In seinem Vortrag stellte Ekkehard Knörer, der als Filmkritiker und Betreiber des Blogs jump-cut.de in beiden Welten zu Hause ist, einen ganzen Strauß meist englischsprachiger Websites vor, auf denen Filmkritiker in kompetenter Weise – und ohne Bezahlung – öffentlich über das Kino und die Filmkunst nachdenken. Kritiker sind keine Journalisten, erinnerte er. Während sich die einen an den Startterminen abarbeiteten, die von der Filmindustrie vorgegeben werden, dürfe ein Weblog sich den Luxus leisten, ohne Zielgruppenfixierung, dem Diktat der Zeilenlänge und des Aktualitätsdrucks zu schreiben.
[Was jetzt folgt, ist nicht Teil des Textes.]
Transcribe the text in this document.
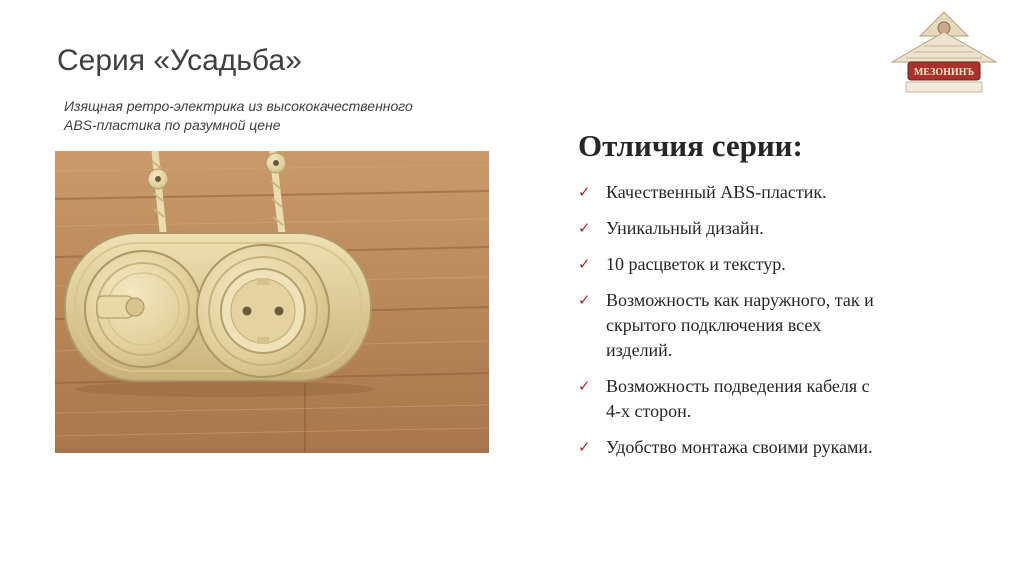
Серия «Усадьба»
Изящная ретро-электрика из высококачественного
ABS-пластика по разумной цене
МЕЗОНИНЪ
Отличия серии:
✓ Качественный ABS-пластик.
✓ Уникальный дизайн.
✓ 10 расцветок и текстур.
✓ Возможность как наружного, так и
скрытого подключения всех
изделий.
✓ Возможность подведения кабеля с
4-х сторон.
✓ Удобство монтажа своими руками.
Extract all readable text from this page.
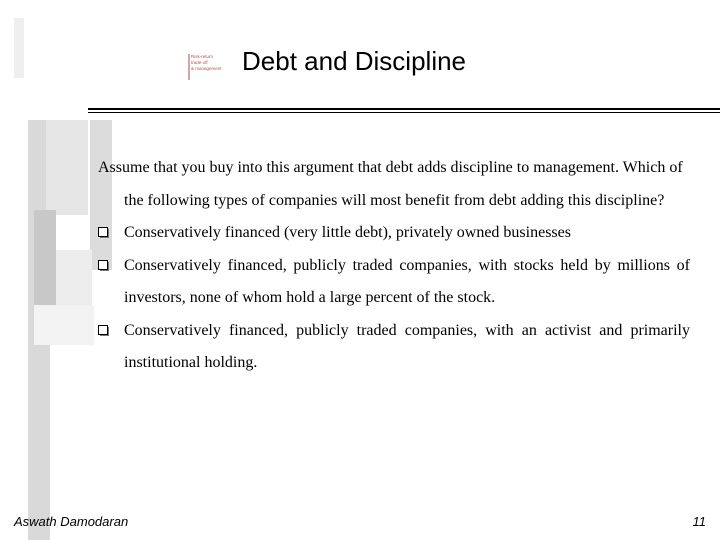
Risk-return
trade-off
& management Debt and Discipline

Assume that you buy into this argument that debt adds discipline to management. Which of the following types of companies will most benefit from debt adding this discipline?

Conservatively financed (very little debt), privately owned businesses
Conservatively financed, publicly traded companies, with stocks held by millions of investors, none of whom hold a large percent of the stock.
Conservatively financed, publicly traded companies, with an activist and primarily institutional holding.
Aswath Damodaran	11
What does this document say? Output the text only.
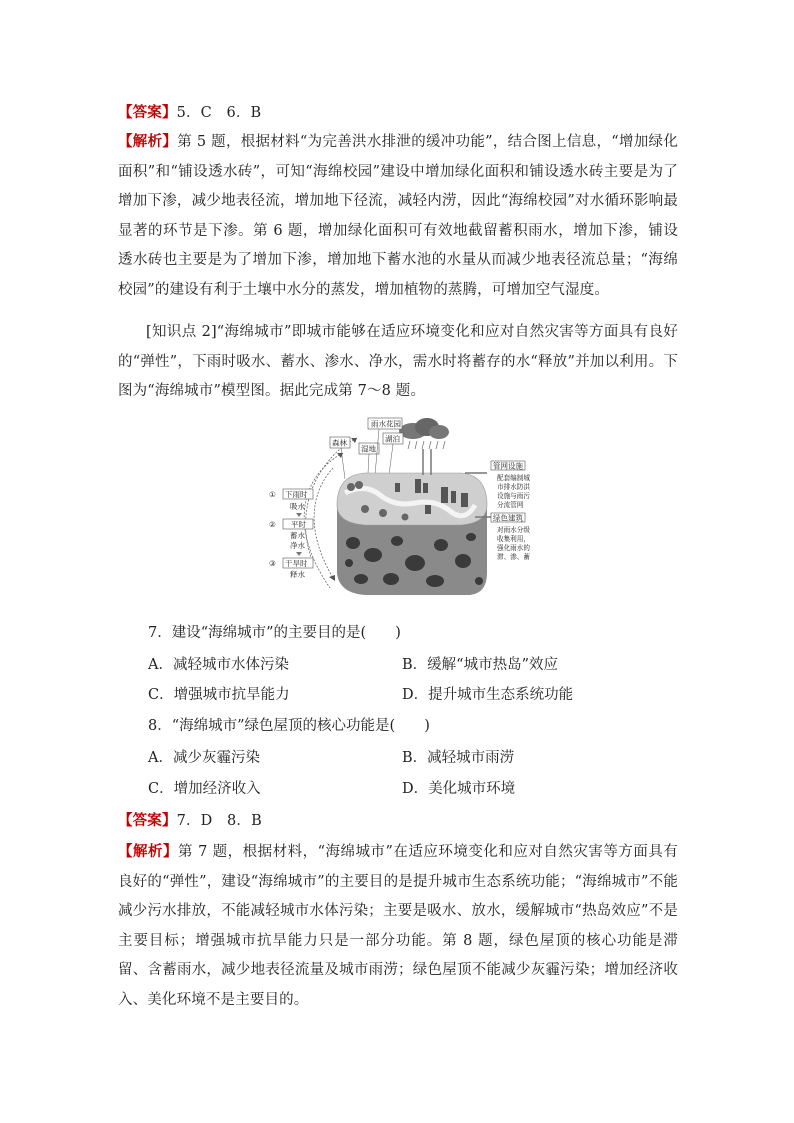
【答案】5．C　6．B
【解析】第 5 题，根据材料“为完善洪水排泄的缓冲功能”，结合图上信息，“增加绿化面积”和“铺设透水砖”，可知“海绵校园”建设中增加绿化面积和铺设透水砖主要是为了增加下渗，减少地表径流，增加地下径流，减轻内涝，因此“海绵校园”对水循环影响最显著的环节是下渗。第 6 题，增加绿化面积可有效地截留蓄积雨水，增加下渗，铺设透水砖也主要是为了增加下渗，增加地下蓄水池的水量从而减少地表径流总量；“海绵校园”的建设有利于土壤中水分的蒸发，增加植物的蒸腾，可增加空气湿度。
[知识点 2]“海绵城市”即城市能够在适应环境变化和应对自然灾害等方面具有良好的“弹性”，下雨时吸水、蓄水、渗水、净水，需水时将蓄存的水“释放”并加以利用。下图为“海绵城市”模型图。据此完成第 7～8 题。
雨水花园
森林	湖泊
湿地
① 下雨时
吸水
② 平时
蓄水
净水
③ 干旱时
释水
管网设施
配套编制城
市排水防洪
设施与雨污
分流管网
绿色建筑
对雨水分级
收集利用，
强化雨水的
滞、渗、蓄
7．建设“海绵城市”的主要目的是(　　)
A．减轻城市水体污染	B．缓解“城市热岛”效应
C．增强城市抗旱能力	D．提升城市生态系统功能
8．“海绵城市”绿色屋顶的核心功能是(　　)
A．减少灰霾污染	B．减轻城市雨涝
C．增加经济收入	D．美化城市环境
【答案】7．D　8．B
【解析】第 7 题，根据材料，“海绵城市”在适应环境变化和应对自然灾害等方面具有良好的“弹性”，建设“海绵城市”的主要目的是提升城市生态系统功能；“海绵城市”不能减少污水排放，不能减轻城市水体污染；主要是吸水、放水，缓解城市“热岛效应”不是主要目标；增强城市抗旱能力只是一部分功能。第 8 题，绿色屋顶的核心功能是滞留、含蓄雨水，减少地表径流量及城市雨涝；绿色屋顶不能减少灰霾污染；增加经济收入、美化环境不是主要目的。
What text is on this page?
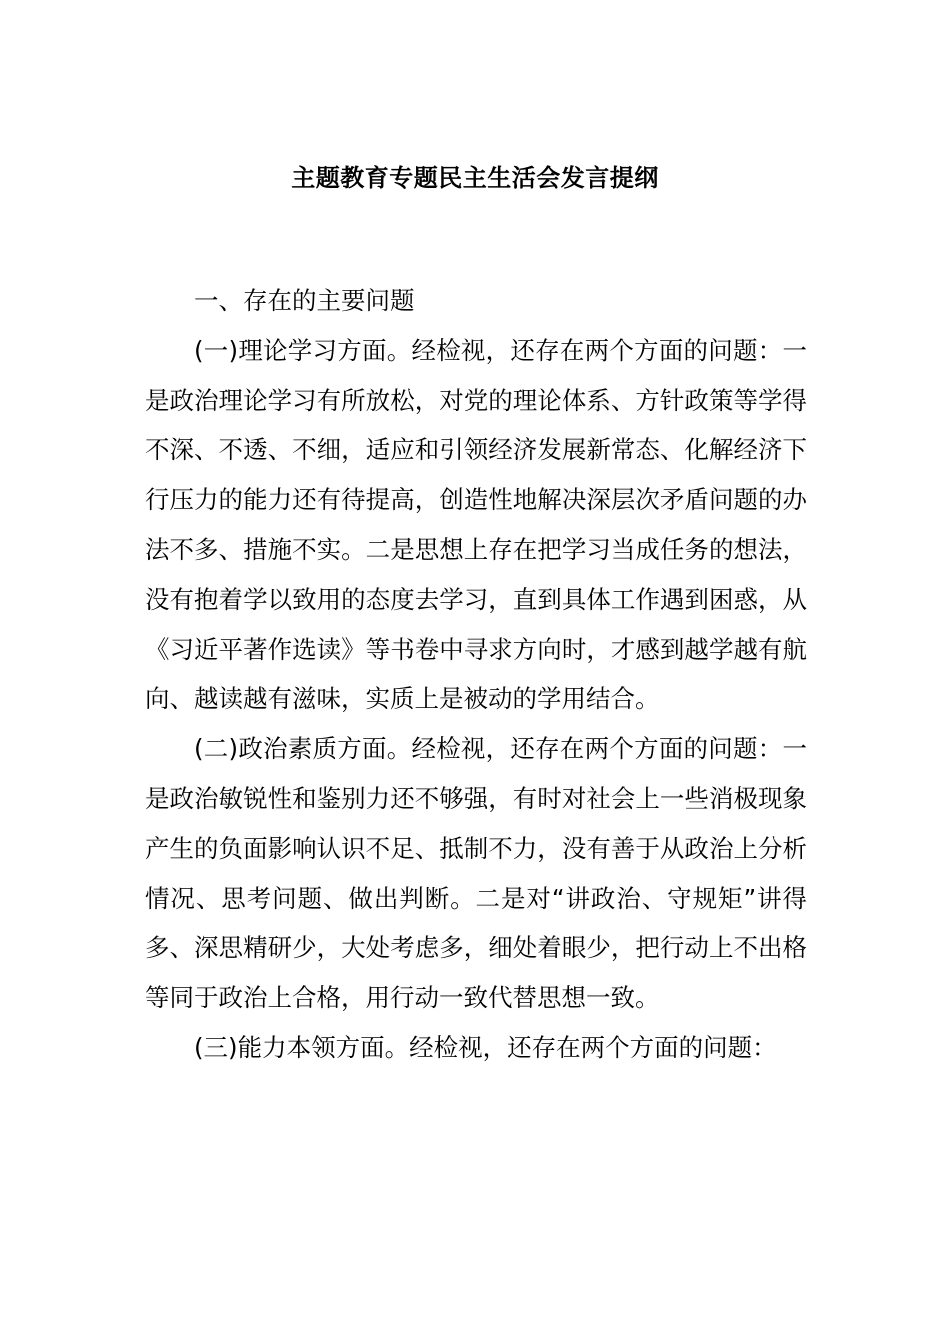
主题教育专题民主生活会发言提纲

一、存在的主要问题

(一)理论学习方面。经检视，还存在两个方面的问题：一是政治理论学习有所放松，对党的理论体系、方针政策等学得不深、不透、不细，适应和引领经济发展新常态、化解经济下行压力的能力还有待提高，创造性地解决深层次矛盾问题的办法不多、措施不实。二是思想上存在把学习当成任务的想法，没有抱着学以致用的态度去学习，直到具体工作遇到困惑，从《习近平著作选读》等书卷中寻求方向时，才感到越学越有航向、越读越有滋味，实质上是被动的学用结合。

(二)政治素质方面。经检视，还存在两个方面的问题：一是政治敏锐性和鉴别力还不够强，有时对社会上一些消极现象产生的负面影响认识不足、抵制不力，没有善于从政治上分析情况、思考问题、做出判断。二是对“讲政治、守规矩”讲得多、深思精研少，大处考虑多，细处着眼少，把行动上不出格等同于政治上合格，用行动一致代替思想一致。

(三)能力本领方面。经检视，还存在两个方面的问题：
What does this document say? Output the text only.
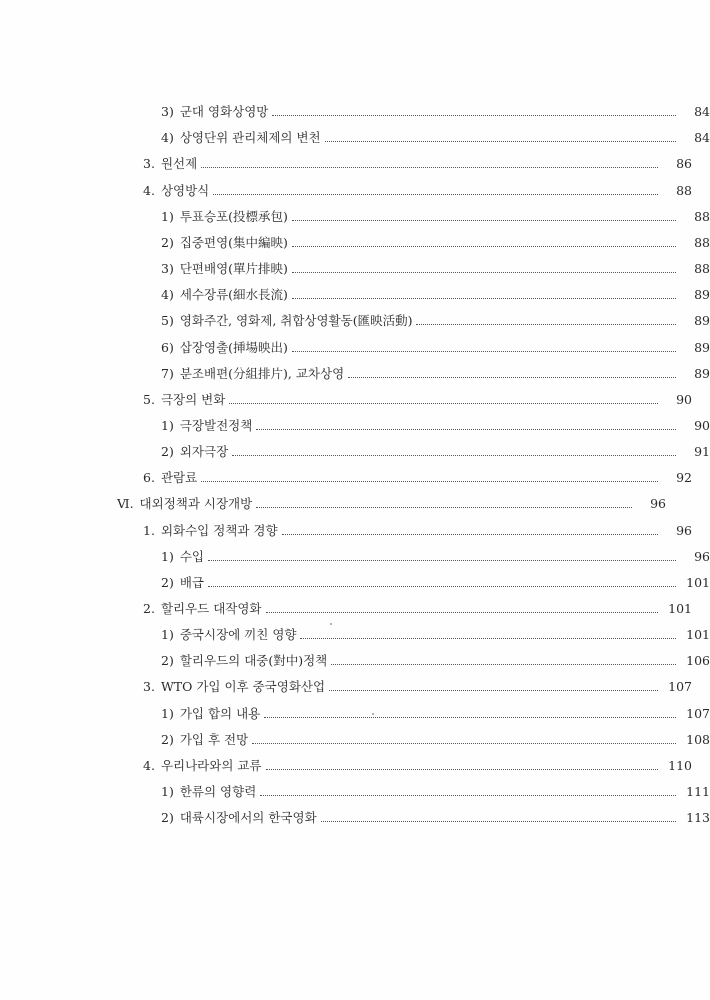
3) 군대 영화상영망	84
4) 상영단위 관리체제의 변천	84
3. 원선제	86
4. 상영방식	88
1) 투표승포(投標承包)	88
2) 집중편영(集中編映)	88
3) 단편배영(單片排映)	88
4) 세수장류(細水長流)	89
5) 영화주간, 영화제, 취합상영활동(匯映活動)	89
6) 삽장영출(挿場映出)	89
7) 분조배편(分組排片), 교차상영	89
5. 극장의 변화	90
1) 극장발전정책	90
2) 외자극장	91
6. 관람료	92
Ⅵ. 대외정책과 시장개방	96
1. 외화수입 정책과 경향	96
1) 수입	96
2) 배급	101
2. 할리우드 대작영화	101
1) 중국시장에 끼친 영향	101
2) 할리우드의 대중(對中)정책	106
3. WTO 가입 이후 중국영화산업	107
1) 가입 합의 내용	107
2) 가입 후 전망	108
4. 우리나라와의 교류	110
1) 한류의 영향력	111
2) 대륙시장에서의 한국영화	113
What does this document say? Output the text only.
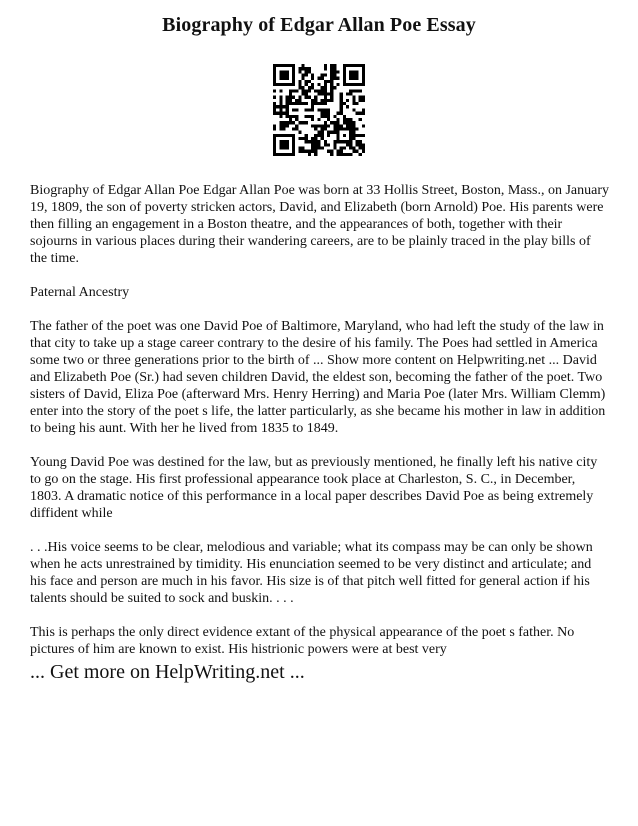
Biography of Edgar Allan Poe Essay

Biography of Edgar Allan Poe Edgar Allan Poe was born at 33 Hollis Street, Boston, Mass., on January 19, 1809, the son of poverty stricken actors, David, and Elizabeth (born Arnold) Poe. His parents were then filling an engagement in a Boston theatre, and the appearances of both, together with their sojourns in various places during their wandering careers, are to be plainly traced in the play bills of the time.

Paternal Ancestry

The father of the poet was one David Poe of Baltimore, Maryland, who had left the study of the law in that city to take up a stage career contrary to the desire of his family. The Poes had settled in America some two or three generations prior to the birth of ... Show more content on Helpwriting.net ... David and Elizabeth Poe (Sr.) had seven children David, the eldest son, becoming the father of the poet. Two sisters of David, Eliza Poe (afterward Mrs. Henry Herring) and Maria Poe (later Mrs. William Clemm) enter into the story of the poet s life, the latter particularly, as she became his mother in law in addition to being his aunt. With her he lived from 1835 to 1849.

Young David Poe was destined for the law, but as previously mentioned, he finally left his native city to go on the stage. His first professional appearance took place at Charleston, S. C., in December, 1803. A dramatic notice of this performance in a local paper describes David Poe as being extremely diffident while

. . .His voice seems to be clear, melodious and variable; what its compass may be can only be shown when he acts unrestrained by timidity. His enunciation seemed to be very distinct and articulate; and his face and person are much in his favor. His size is of that pitch well fitted for general action if his talents should be suited to sock and buskin. . . .

This is perhaps the only direct evidence extant of the physical appearance of the poet s father. No pictures of him are known to exist. His histrionic powers were at best very

... Get more on HelpWriting.net ...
Schön und gut, nur, so wandte Thierry Chervel, Mitbegründer von perlentaucher.de, ein: Wenn „Öffentlichkeit“ mit gutem Grund das ist, was in den traditionellen Medien stattfindet, wie kann verhindert werden, dass die Online-Welt in lauter Nischen oder Teilöffentlichkeiten zerfällt, in denen für jedes Spezialinteresse eine URL vorgehalten wird? Für ihn setzt die Misere der Filmkritik weit vor dem Internet ein. Waren früher Filme noch Kristallisationspunkte gesellschaftlicher Debatten, würden heute aktuelle Filme nur noch aufs Titelblatt meinungsführender Politmagazine gehoben, um aus Eigeninteresse massiv Werbung für diese zu betreiben.

Was die Weblogs angeht, steht für Chervel zudem fest: „Es gibt kein funktionierendes Geschäftsmodell für Qualitätsjournalismus im Internet.“ Daher seine Forderung, dass öffentliche Institutionen im Filmbereich – Hochschulen, Sendeanstalten, Museen – sich als Sponsoren verstehen müssten. Nur durch Subventionierung könne im Internet eine Diskussion über Filmkultur entstehen, die nicht auf Selbstausbeutung und Leidenschaft beruhe.

Dass das Netz eine reichhaltige Fundgrube und eine Plattform fachkundiger Diskussionen für Cineasten bietet, stand am Ende der Tagung somit außer Frage. Wo sich jedoch ein Zeitungsfeuilleton verorten soll, das sich weder die Freiheiten und den Luxus des Liebhabertums leisten kann, noch sich auf einen Filmstartservice nach dem Motto „Daumen rauf oder runter“ reduzieren lassen möchte – diese Frage blieb unbeantwortet.